Not top-notch, but a surprise that will stay.
I picked Cincinnati to finish third in the division, but third in a division with six teams and with full wherewithal to know they could be above .500 and serious contenders for a playoff spot.
I'm feeling pretty good about that.
Their pitching is lights out—from top to bottom, rotation to bullpen. They'll be around this year.
Florida was my pick to win the NL East, and while I was looking pretty smart a few weeks ago, the Marlins are starting to lose ground.
But they are still atop a tough division, and they've got staying power. This team is just staying middle ground for now as they grow. They are mid-pack in both offense and pitching, but that will get better as their young players start to realize the spot they are in.
Biding your time until you're ready.
Chicago Cubs, Philadelphia
Really, there is nothing to see here. Chicago and Philadelphia are just kind of hanging around. They're good, and they'll be in it when it counts, but right now, things are just kind of even.
Maybe I was wrong, but you've got work to do.
I picked these two teams to finish dead last in both their divisions after I revised my picks.
Wow...nice one genius!
I'll say this much. Baltimore is much worse off than I thought they would be, and Toronto is actually much better off. I wasn't wrong about what Toronto is though.
They've got pitching problems, but apparently they are much better off than Baltimore, and what they have is at least keeping them afloat.
They might not win the division—nay, they won't win the division, but they won't finish last.
Detroit, on the other hand, was a team that scared me off because of a rash of injuries and a shaky bullpen.
Well, that shaky bullpen is actually maintaining enough to stay afloat, and guys like Justin Verlander are actually producing.
But they are still middle of the pack in a middle of the pack division, and they've got work to do if they want to keep it up. They've also got to stay healthy.
Top of the Pack, don't you look back.
Boston, Los Angeles Dodgers, St. Louis
There really isn't much more to say. These are three teams who have the talent and the staying power.
Boston just has to bide their time. Toronto has yet to face the Red Sox; in fact, they've only played three games against one East team, Baltimore. They've been beating up on the AL Central and West divisions.
It's only a matter of time before they get their hands on Toronto and Toronto starts to face more challenging competition.
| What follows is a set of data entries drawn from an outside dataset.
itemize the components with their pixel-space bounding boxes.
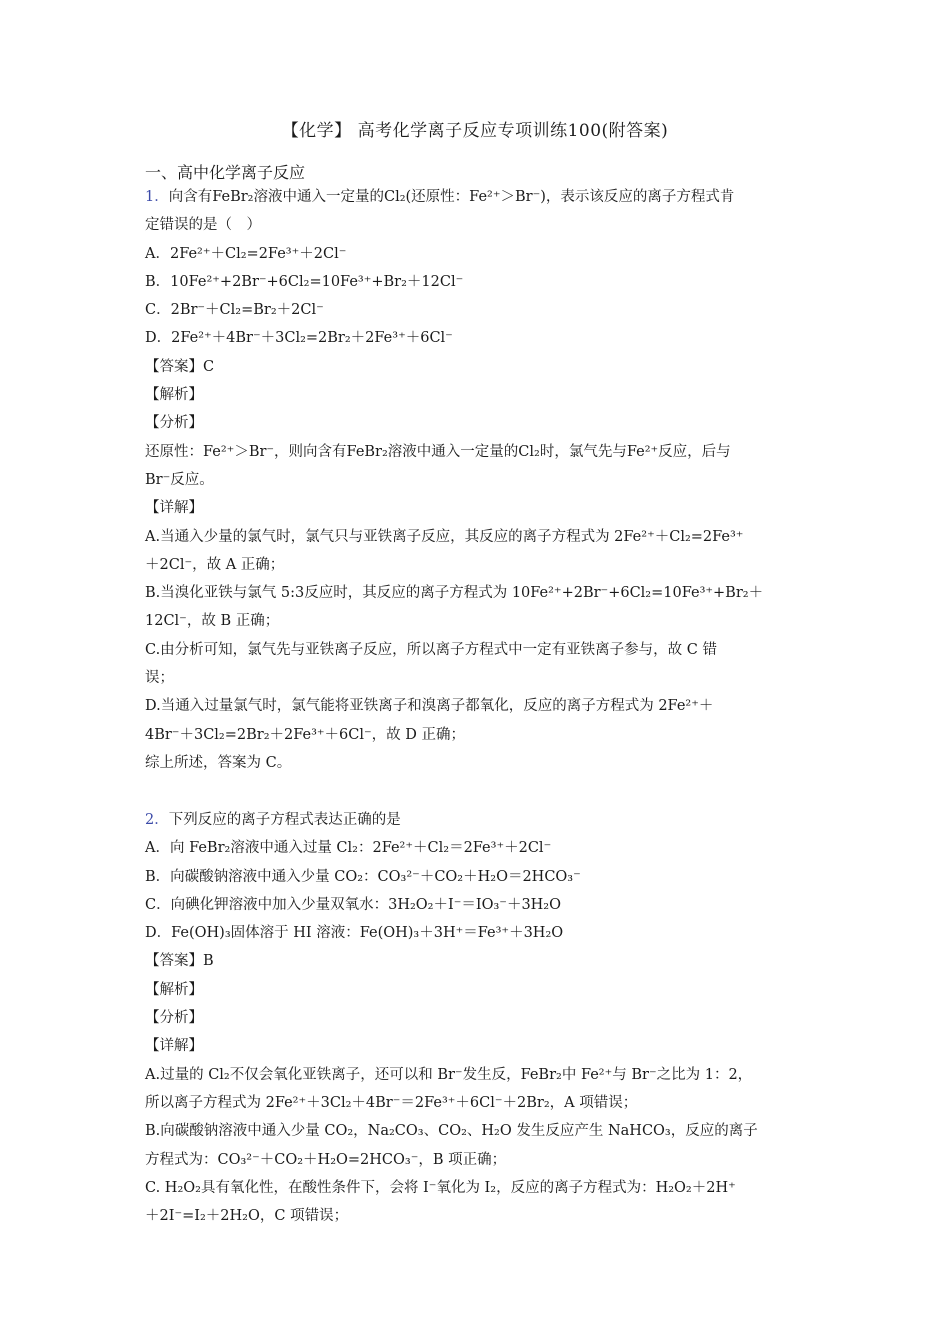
page-title: 【化学】 高考化学离子反应专项训练100(附答案) [281, 121, 669, 141]
question-2-detail-b-2: 方程式为：CO₃²⁻＋CO₂＋H₂O=2HCO₃⁻，B 项正确； [145, 1151, 507, 1168]
question-1-jiexi-label: 【解析】 [145, 387, 203, 404]
question-2-detail-a-1: A.过量的 Cl₂不仅会氧化亚铁离子，还可以和 Br⁻发生反，FeBr₂中 Fe²⁺与 Br⁻之比为 1：2， [145, 1066, 753, 1083]
question-1-option-a: A．2Fe²⁺＋Cl₂=2Fe³⁺＋2Cl⁻ [145, 245, 347, 262]
question-2-option-c: C．向碘化钾溶液中加入少量双氧水：3H₂O₂＋I⁻＝IO₃⁻＋3H₂O [145, 896, 562, 913]
question-2-fenxi-label: 【分析】 [145, 1010, 203, 1027]
question-2-option-a: A．向 FeBr₂溶液中通入过量 Cl₂：2Fe²⁺＋Cl₂＝2Fe³⁺＋2Cl⁻ [145, 840, 552, 857]
question-1-detail-d-2: 4Br⁻＋3Cl₂=2Br₂＋2Fe³⁺＋6Cl⁻，故 D 正确； [145, 726, 466, 743]
question-1-option-d: D．2Fe²⁺＋4Br⁻＋3Cl₂=2Br₂＋2Fe³⁺＋6Cl⁻ [145, 330, 453, 347]
question-1-number: 1． [145, 189, 169, 205]
question-2-detail-c-1: C. H₂O₂具有氧化性，在酸性条件下，会将 I⁻氧化为 I₂，反应的离子方程式为：H₂O₂＋2H⁺ [145, 1179, 736, 1196]
question-2-answer: 【答案】B [145, 953, 214, 970]
question-2-detail-a-2: 所以离子方程式为 2Fe²⁺＋3Cl₂＋4Br⁻＝2Fe³⁺＋6Cl⁻＋2Br₂，A 项错误； [145, 1094, 638, 1111]
question-1-detail-b-2: 12Cl⁻，故 B 正确； [145, 613, 280, 630]
question-1-stem-line-2: 定错误的是（ ） [145, 217, 261, 234]
question-1-stem-line-1: 1．向含有FeBr₂溶液中通入一定量的Cl₂(还原性：Fe²⁺＞Br⁻)，表示该反应的离子方程式肯 [145, 189, 735, 205]
question-2-option-b: B．向碳酸钠溶液中通入少量 CO₂：CO₃²⁻＋CO₂＋H₂O＝2HCO₃⁻ [145, 868, 581, 885]
question-2 [145, 806, 810, 1230]
question-2-option-d: D．Fe(OH)₃固体溶于 HI 溶液：Fe(OH)₃＋3H⁺＝Fe³⁺＋3H₂O [145, 925, 564, 942]
question-1-option-b: B．10Fe²⁺+2Br⁻+6Cl₂=10Fe³⁺+Br₂＋12Cl⁻ [145, 273, 464, 290]
question-1-detail-c-2: 误； [145, 670, 174, 687]
question-1-detail-c-1: C.由分析可知，氯气先与亚铁离子反应，所以离子方程式中一定有亚铁离子参与，故 C 错 [145, 641, 717, 658]
section-heading: 一、高中化学离子反应 [145, 163, 306, 182]
question-1-fenxi-label: 【分析】 [145, 415, 203, 432]
question-2-detail-c-2: ＋2I⁻=I₂＋2H₂O，C 项错误； [145, 1208, 349, 1225]
question-1-detail-b-1: B.当溴化亚铁与氯气 5:3反应时，其反应的离子方程式为 10Fe²⁺+2Br⁻+6Cl₂=10Fe³⁺+Br₂＋ [145, 585, 764, 602]
question-1-xiangjie-label: 【详解】 [145, 500, 203, 517]
question-1-summary: 综上所述，答案为 C。 [145, 754, 292, 771]
question-2-jiexi-label: 【解析】 [145, 981, 203, 998]
question-1-detail-d-1: D.当通入过量氯气时，氯气能将亚铁离子和溴离子都氧化，反应的离子方程式为 2Fe²⁺＋ [145, 698, 714, 715]
question-1-option-c: C．2Br⁻＋Cl₂=Br₂＋2Cl⁻ [145, 302, 324, 319]
question-1 [145, 183, 810, 777]
question-1-answer: 【答案】C [145, 358, 215, 375]
question-1-detail-a-2: ＋2Cl⁻，故 A 正确； [145, 556, 285, 573]
question-2-detail-b-1: B.向碳酸钠溶液中通入少量 CO₂，Na₂CO₃、CO₂、H₂O 发生反应产生 NaHCO₃，反应的离子 [145, 1123, 758, 1140]
question-2-stem: 2．下列反应的离子方程式表达正确的是 [145, 812, 401, 828]
question-1-fenxi-text-1: 还原性：Fe²⁺＞Br⁻，则向含有FeBr₂溶液中通入一定量的Cl₂时，氯气先与Fe²⁺反应，后与 [145, 443, 731, 460]
question-2-xiangjie-label: 【详解】 [145, 1038, 203, 1055]
question-1-detail-a-1: A.当通入少量的氯气时，氯气只与亚铁离子反应，其反应的离子方程式为 2Fe²⁺＋Cl₂=2Fe³⁺ [145, 528, 744, 545]
question-2-number: 2． [145, 812, 169, 828]
question-1-fenxi-text-2: Br⁻反应。 [145, 471, 214, 488]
So keep the course and just plugging away.
The Dodgers are in a horrible division, point blank. Plus their offensive talent is far superior.
However, I wouldn't go tabbing as them best team in all of baseball yet. Like Toronto, this is a team that has beaten up on weaker opponents. They've faced nothing but their own horrible division and Houston.
That's not really inspiring.
Then we have St. Louis, who has not only faced the cream of the crop, they've done it well. I'm not surprised by the Cardinals, and I think they've got a realistic shot to not only make the playoffs, but also topple the Cubs.
They've got a few stiff tests in Philadelphia and Cincinnati coming up, and I expect them to do what they do best and come out looking just as good.
I love LA: The Dodgers are undefeated at home so far at 11-0.
Zack Greinke: The Royals ace has more complete games by himself, three, than every other team's pitching staff.
Great Eight...Teen: Ian Kinsler is second in the majors in extra base hits. Carl Crawford leads all of baseball in stolen bases. That number for both of them is 18.
Hitting Ain't Everything: Both Cliff Lee and Roy Halladay have given up at least 45 hits, the most in the majors, but both have ERAs under four.
Texas Power: The Rangers lead all teams in home runs with 45; Oakland, San Francisco, and Pittsburgh, the three lowest teams in that category, can't even match that combined.
Royal Nights: Kansas City would rather play games at night given their record splits. They have 11 wins at night compared to a 4-6 record in day games.
So Close: Colorado is 0-7 in one-run games. That stat can be an Achilles' heel or a strength, and obviously it isn't working for the Rockies. See Florida, 5-1.
Better Times for the Tribe: Could Cleveland just be battling through a stretch of tough opponents? ESPN's SOS says maybe. Okay, it doesn’t say it, but maybe that is an answer.